There are 12bits set aside for Facilities, which are used to create feature-specific error codes. Within each facility is 16bits to define codes specific to that facility.
FACILITY_NULL contains generic codes like STATUS_SUCCESS.
FACILITY_NTWIN32 contains all the WINERROR codes.

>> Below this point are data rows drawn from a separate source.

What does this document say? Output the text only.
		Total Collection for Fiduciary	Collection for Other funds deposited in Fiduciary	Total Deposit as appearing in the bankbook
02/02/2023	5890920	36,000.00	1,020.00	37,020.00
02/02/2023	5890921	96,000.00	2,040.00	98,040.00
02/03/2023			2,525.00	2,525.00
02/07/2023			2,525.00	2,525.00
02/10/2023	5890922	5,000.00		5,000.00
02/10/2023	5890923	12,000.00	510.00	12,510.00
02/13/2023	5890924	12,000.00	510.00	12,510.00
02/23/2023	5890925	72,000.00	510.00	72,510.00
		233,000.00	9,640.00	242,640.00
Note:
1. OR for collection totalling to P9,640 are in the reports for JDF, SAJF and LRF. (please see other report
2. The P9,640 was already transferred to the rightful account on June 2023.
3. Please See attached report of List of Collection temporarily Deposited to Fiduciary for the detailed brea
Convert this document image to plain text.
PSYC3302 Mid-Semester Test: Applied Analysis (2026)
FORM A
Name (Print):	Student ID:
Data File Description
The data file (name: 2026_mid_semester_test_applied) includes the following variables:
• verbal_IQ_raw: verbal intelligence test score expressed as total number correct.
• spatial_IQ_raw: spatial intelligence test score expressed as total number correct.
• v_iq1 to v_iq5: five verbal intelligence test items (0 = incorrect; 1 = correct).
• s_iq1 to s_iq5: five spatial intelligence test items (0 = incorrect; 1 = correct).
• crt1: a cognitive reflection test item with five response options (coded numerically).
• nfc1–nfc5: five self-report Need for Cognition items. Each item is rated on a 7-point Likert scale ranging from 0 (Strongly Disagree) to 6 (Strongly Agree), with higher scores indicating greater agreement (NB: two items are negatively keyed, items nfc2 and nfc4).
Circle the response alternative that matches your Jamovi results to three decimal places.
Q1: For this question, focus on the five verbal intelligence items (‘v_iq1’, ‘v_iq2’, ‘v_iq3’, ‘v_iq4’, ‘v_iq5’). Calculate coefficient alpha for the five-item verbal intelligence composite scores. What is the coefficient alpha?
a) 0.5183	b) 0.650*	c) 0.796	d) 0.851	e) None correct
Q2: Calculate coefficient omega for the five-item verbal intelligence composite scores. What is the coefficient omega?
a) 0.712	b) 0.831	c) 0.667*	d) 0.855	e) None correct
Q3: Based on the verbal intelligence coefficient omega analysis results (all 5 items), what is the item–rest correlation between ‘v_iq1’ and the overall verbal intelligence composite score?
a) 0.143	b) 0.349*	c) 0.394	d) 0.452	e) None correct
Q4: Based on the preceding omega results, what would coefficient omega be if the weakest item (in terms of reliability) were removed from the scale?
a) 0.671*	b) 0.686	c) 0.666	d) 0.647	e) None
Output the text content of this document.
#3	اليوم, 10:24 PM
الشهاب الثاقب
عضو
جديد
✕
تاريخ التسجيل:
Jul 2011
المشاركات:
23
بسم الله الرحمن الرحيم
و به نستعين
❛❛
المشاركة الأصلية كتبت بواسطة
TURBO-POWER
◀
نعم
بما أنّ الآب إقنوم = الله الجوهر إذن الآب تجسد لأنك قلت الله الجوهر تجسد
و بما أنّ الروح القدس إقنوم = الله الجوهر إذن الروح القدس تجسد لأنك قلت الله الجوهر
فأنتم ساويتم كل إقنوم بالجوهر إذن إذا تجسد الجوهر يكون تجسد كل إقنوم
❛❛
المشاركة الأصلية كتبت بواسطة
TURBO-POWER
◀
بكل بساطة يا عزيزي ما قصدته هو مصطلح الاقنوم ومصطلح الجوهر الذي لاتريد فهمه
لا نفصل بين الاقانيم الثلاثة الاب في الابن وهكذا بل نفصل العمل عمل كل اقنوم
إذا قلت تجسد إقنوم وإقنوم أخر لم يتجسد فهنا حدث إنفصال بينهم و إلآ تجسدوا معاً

Checking NTSTATUS values must be done via the NT_SUCCESS(ntstatus), NT_INFORMATION(ntstatus), NT_WARNING(ntstatus) or NT_ERROR(ntstatus) macros.

NTSTATUS Usage

NTSTATUS ApiReturningNtStatus(HANDLE handle)
{
  if (handle == INVALID_HANDLE_VALUE) {
    return STATUS_INVALID_PARAMETER;
  }
  return STATUS_SUCCESS;
}

NTSTATUS ntstatus = STATUS_SUCCESS;
HANDLE handle = INVALID_HANDLE_VALUE;
ntstatus = ApiReturningNtStatus(handle);
if (!NT_SUCCESS(ntstatus))
{
  printf("ApiReturningNtStatus returned %x", ntstatus);
  exit();
}

Conversions to NTSTATUS

HRESULT = S_OK;
NTSTATUS ntstatus = STATUS_SUCCESS;
if (hr & FACILITY_NT_BIT)
{
  ntstatus = hr & ~FACTILITY_NT_BIT;
} else if (HRESULT_FACILITY(hr) == FACILITY_WIN32)
{
  ntstatus = NTSTATUS_FROM_WIN32(HRESULT_CODE(hr));
} else if (SUCCEEDED(hr))
{
  ntstatus = STATUS_SUCCESS;
} else
{
  ntstatus = STATUS_UNSUCCESSFUL;
}

DWORD winerror = ERROR_SUCCESS;
NTSTATUS ntstatus = STATUS_SUCCESS;
ntstatus = NTSTATUS_FROM_WIN32(winerror);

Conversions from NTSTATUS

NTSTATUS ntstatus = STATUS_SUCCESS;
HRESULT hr = HRESULT_FROM_NT(ntstatus);

NTSTATUS ntstatus = STATUS_SUCCESS;
DWORD winerror = RtlNtStatusToDosError(ntstatus);
if (winerror == ERROR_MR_MID_NOT_FOUND)
{
  // there is no conversion
  return ERROR_UNIDENTIFIED_ERROR;
#if 0
  // The following is common, but doesn't work out well
  // especially when combined with HRESULT_FROM_WIN32
  // and NTSTATUS_FROM_WIN32
  return ntstatus;
#endif
}

1 comment:

  1. I know this is an old post, but I am working on a WIN32 project that uses Bcrypt and I've stumbled upon this problem.

    Thanks for the useful information!